Next, as shown in FIG. 3: training is carried out according to a set neural network model, the neural network is utilized to learn to obtain an optimized illumination map and an optimized noise residual map, an enhanced underwater shot map is obtained by acting on an original image, and a minimum L2 loss function is taken as a target training network model parameter in the back propagation process of the underwater shot map. The method comprises the following steps: and thirdly, the input image is firstly downsampled by an encoder of the multi-scale residual error neural network model to obtain a high-dimensionality characteristic diagram. And fourthly, inputting the characteristic diagram into a noise decoder and a lighting diagram decoder, and outputting an optimized lighting diagram and a noise residual diagram. And fifthly, calculating to obtain an enhanced image according to a formula (input image-noise residual image)/optimized illumination map. And sixthly, calculating an L2 loss function on RGB, YUV and LAB in different color domains, and training by using the L2= (an image shot under the anhydrous condition-an enhanced illumination map) ^2 loss function to obtain a trained model. And seventhly, transmitting the shot input image into a trained residual error neural network, predicting an optimized illumination map and an optimized noise residual error map by using the residual error neural network, and obtaining an enhanced image according to the predicted illumination map and the optimized noise residual error map.

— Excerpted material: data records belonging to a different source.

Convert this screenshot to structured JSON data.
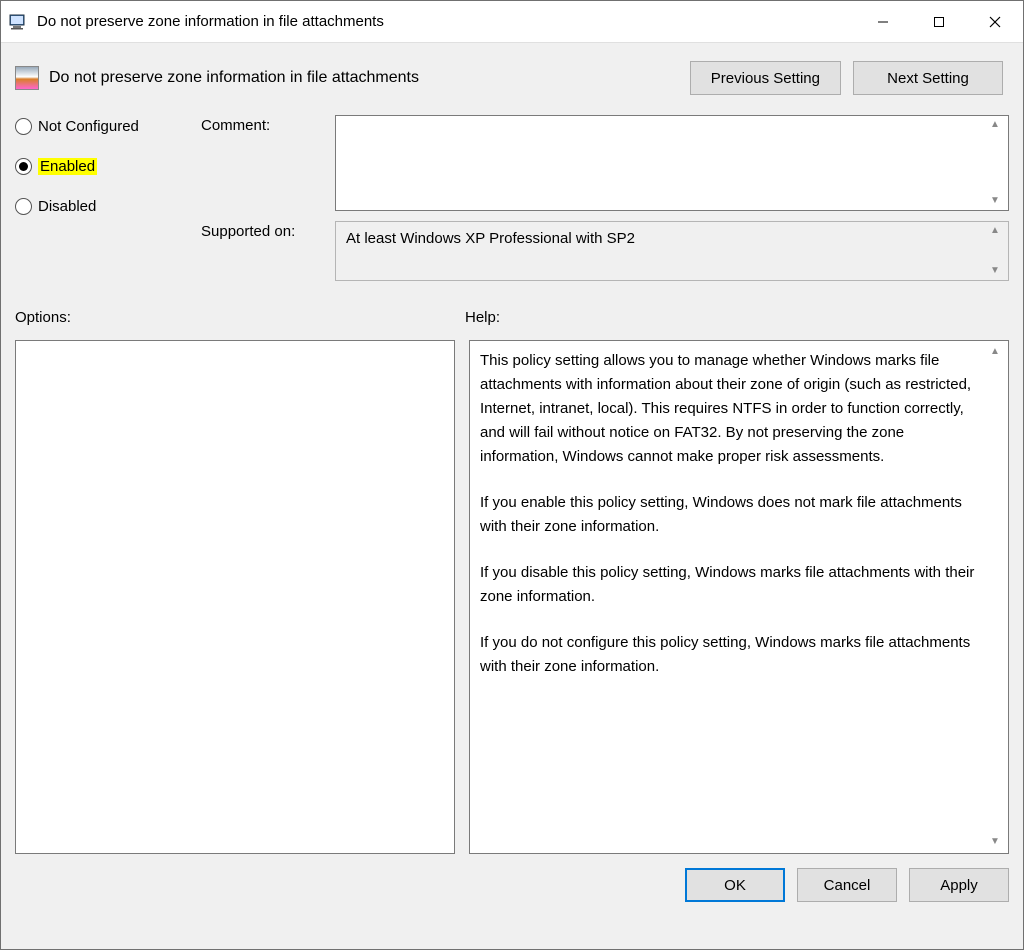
{
  "window": {
    "title": "Do not preserve zone information in file attachments"
  },
  "header": {
    "policy_name": "Do not preserve zone information in file attachments",
    "prev_btn": "Previous Setting",
    "next_btn": "Next Setting"
  },
  "state": {
    "not_configured": "Not Configured",
    "enabled": "Enabled",
    "disabled": "Disabled",
    "selected": "enabled"
  },
  "fields": {
    "comment_label": "Comment:",
    "comment_value": "",
    "supported_label": "Supported on:",
    "supported_value": "At least Windows XP Professional with SP2"
  },
  "labels": {
    "options": "Options:",
    "help": "Help:"
  },
  "help": {
    "p1": "This policy setting allows you to manage whether Windows marks file attachments with information about their zone of origin (such as restricted, Internet, intranet, local). This requires NTFS in order to function correctly, and will fail without notice on FAT32. By not preserving the zone information, Windows cannot make proper risk assessments.",
    "p2": "If you enable this policy setting, Windows does not mark file attachments with their zone information.",
    "p3": "If you disable this policy setting, Windows marks file attachments with their zone information.",
    "p4": "If you do not configure this policy setting, Windows marks file attachments with their zone information."
  },
  "footer": {
    "ok": "OK",
    "cancel": "Cancel",
    "apply": "Apply"
  }
}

As shown in fig. 2, the residual error neural network of the present invention performs downsampling on an input image by 2, 4, and 8 times through convolution of two layers of 3 × 3, performs feature extraction learning on different scales, outputs a branch a as an underwater noise and impurity residual error map, and outputs a branch B as an underwater illumination map.

Specifically, the structural principle in fig. 2 is described in detail as follows: the residual neural network model is suitable for an image enhancement task under the condition of low illumination. The network adopts an end-to-end training mode, and can simultaneously solve the problems of denoising, brightening, color correction and the like. The model main body is designed based on unet, and the idea of multi-scale fusion and image reconstruction from coarse to fine is adopted.

The input to the residual neural network is a low-quality noisy low-illumination image that is first multi-scale down-sampled before being input to the network. And the multiscale image pyramid obtained by downsampling contains information on different scales of the picture. Pictures of smaller size contain color information, while pictures of larger size contain structure information. The residual neural network model includes one encoder and two decoders a and B.

In the encoder part (left column in fig. 2), each layer of modules corresponds to different scales of the image pyramid, and after each module uses the convolution layer to extract features, the modules are stacked with pictures of the corresponding scales and sent to the next layer of encoder modules. Each layer encoder module uses average pooling for downsampling.

After passing through the encoder, the network obtains a high-dimensional feature map from the original input picture. The signature is then fed to the decoders a and B of the two different branches. The two structures are the same and are formed by stacking multi-scale convolution modules. A and B bear different functions to respectively complete the tasks of denoising and brightening. In the decoder A, a denoising module regards noise as residual by using a residual learning method, and subtracts the residual output by the decoder from an original image to obtain a denoised clean picture.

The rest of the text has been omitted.